Adverse events are often intervention specific and so they are not going to have a common domain across all different drug classes or other intervention foci in an area here where there does not seem to be any compelling cases or effective interventions at present, that just adds to the uncertainty.
A topic that is of relevance is also the harms, the side effects. We are potentially going to be trialling a lot of novel interventions. The question is, what is the trade-off between the potential benefits, the respiratory failure, whatever, and those harms which probably we are going to have to accept to obtain certain benefits.
We should be aware of the variation in approach to treatment around the world and the way that that is evolving quite rapidly. Outcomes that are more based on physiologic state rather than the initiation of a particular therapeutic intervention may be a better approach.
Being cognizant of family and psychosocial wellbeing
The impact on family is quite huge to have those social issues to be looked at as well, considering when we are talking about people isolated in hospitals and do not have any contact with their family and how difficult that is and how stressful that is and could actually equate to you actually being sicker and deteriorating a lot quickly into depression and anxiety. We have seen people over on social media where they have had to stand outside and speak to their loved one on a walkie talkie to say goodbye because they are dying.
It is still depression to me or psychologic issues associated with the disease is still a very big thing, both for the family member. I was actually out of hospital before my father was, and I gave it to my father. I did not fall into depression, but I can actually see how people will have a lot of anxiety about passing it to their family members and also that they may go into depression.
Are we picking up anything on psychologic wellbeing or worry, anxiety, sense of control.
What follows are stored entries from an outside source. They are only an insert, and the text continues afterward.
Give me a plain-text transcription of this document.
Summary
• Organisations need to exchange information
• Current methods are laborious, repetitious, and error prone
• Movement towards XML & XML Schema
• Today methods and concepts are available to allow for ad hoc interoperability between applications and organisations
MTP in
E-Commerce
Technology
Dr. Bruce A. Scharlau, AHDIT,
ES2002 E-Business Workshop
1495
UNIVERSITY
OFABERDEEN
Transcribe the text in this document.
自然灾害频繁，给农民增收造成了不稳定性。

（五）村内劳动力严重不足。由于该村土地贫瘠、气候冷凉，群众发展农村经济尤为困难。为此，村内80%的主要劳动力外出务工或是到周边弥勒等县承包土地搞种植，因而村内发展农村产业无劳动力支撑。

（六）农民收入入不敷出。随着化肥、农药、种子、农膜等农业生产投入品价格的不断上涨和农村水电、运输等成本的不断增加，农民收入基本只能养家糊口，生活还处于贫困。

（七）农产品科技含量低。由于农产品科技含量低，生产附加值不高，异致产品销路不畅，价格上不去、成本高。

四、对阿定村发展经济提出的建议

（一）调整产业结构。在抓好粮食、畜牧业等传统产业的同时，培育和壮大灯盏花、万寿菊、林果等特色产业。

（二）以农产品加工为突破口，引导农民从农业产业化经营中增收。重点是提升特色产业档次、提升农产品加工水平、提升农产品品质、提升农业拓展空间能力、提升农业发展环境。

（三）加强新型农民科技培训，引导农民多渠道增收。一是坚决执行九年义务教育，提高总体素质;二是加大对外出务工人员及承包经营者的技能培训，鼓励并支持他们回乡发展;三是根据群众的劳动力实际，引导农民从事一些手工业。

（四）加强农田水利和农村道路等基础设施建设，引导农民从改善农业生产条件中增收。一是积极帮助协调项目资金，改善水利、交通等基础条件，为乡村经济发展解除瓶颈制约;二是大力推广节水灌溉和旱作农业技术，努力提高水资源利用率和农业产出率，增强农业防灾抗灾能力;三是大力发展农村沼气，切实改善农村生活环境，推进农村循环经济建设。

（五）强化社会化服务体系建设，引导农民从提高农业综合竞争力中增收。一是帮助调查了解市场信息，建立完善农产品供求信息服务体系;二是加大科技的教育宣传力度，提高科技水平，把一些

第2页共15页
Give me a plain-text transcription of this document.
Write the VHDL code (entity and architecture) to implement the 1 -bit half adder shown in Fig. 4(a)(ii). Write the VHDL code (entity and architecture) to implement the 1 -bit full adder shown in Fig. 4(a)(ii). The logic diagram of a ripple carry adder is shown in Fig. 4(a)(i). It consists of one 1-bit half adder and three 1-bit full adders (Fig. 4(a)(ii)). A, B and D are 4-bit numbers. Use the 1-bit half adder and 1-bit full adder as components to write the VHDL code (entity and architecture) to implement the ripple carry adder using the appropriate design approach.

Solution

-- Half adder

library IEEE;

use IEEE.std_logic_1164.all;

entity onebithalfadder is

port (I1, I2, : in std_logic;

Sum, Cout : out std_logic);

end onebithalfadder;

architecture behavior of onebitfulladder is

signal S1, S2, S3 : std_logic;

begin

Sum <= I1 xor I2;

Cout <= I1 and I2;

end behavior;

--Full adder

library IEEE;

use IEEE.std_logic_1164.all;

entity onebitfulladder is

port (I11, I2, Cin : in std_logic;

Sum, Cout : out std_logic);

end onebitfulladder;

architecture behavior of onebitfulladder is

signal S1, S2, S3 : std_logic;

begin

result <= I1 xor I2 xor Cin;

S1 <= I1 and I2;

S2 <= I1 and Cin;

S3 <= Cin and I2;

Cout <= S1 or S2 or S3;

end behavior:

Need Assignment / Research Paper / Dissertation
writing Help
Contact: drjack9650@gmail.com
And then the last thing specific to the safety net population is this idea or this outcome of vitality and financial stability. I had several patients that actually left against medical advice, so still requiring oxygen and hospitalization, but left because they thought they needed to go back to work and there was nothing our hospital could do to keep them there in the hospital or to let their employer know that they were infected, but they had to go back to work because they were day laborers and needed to make an income for their family.
I was worried about whether I had given it to anybody when I went to the doctors. I was just constantly worried and I do not feel like anybody’s talking about the anxiety side of what having coronavirus does.

AKI = acute kidney injury, COVID = coronavirus disease, ECMO = extracorporeal membrane oxygenation.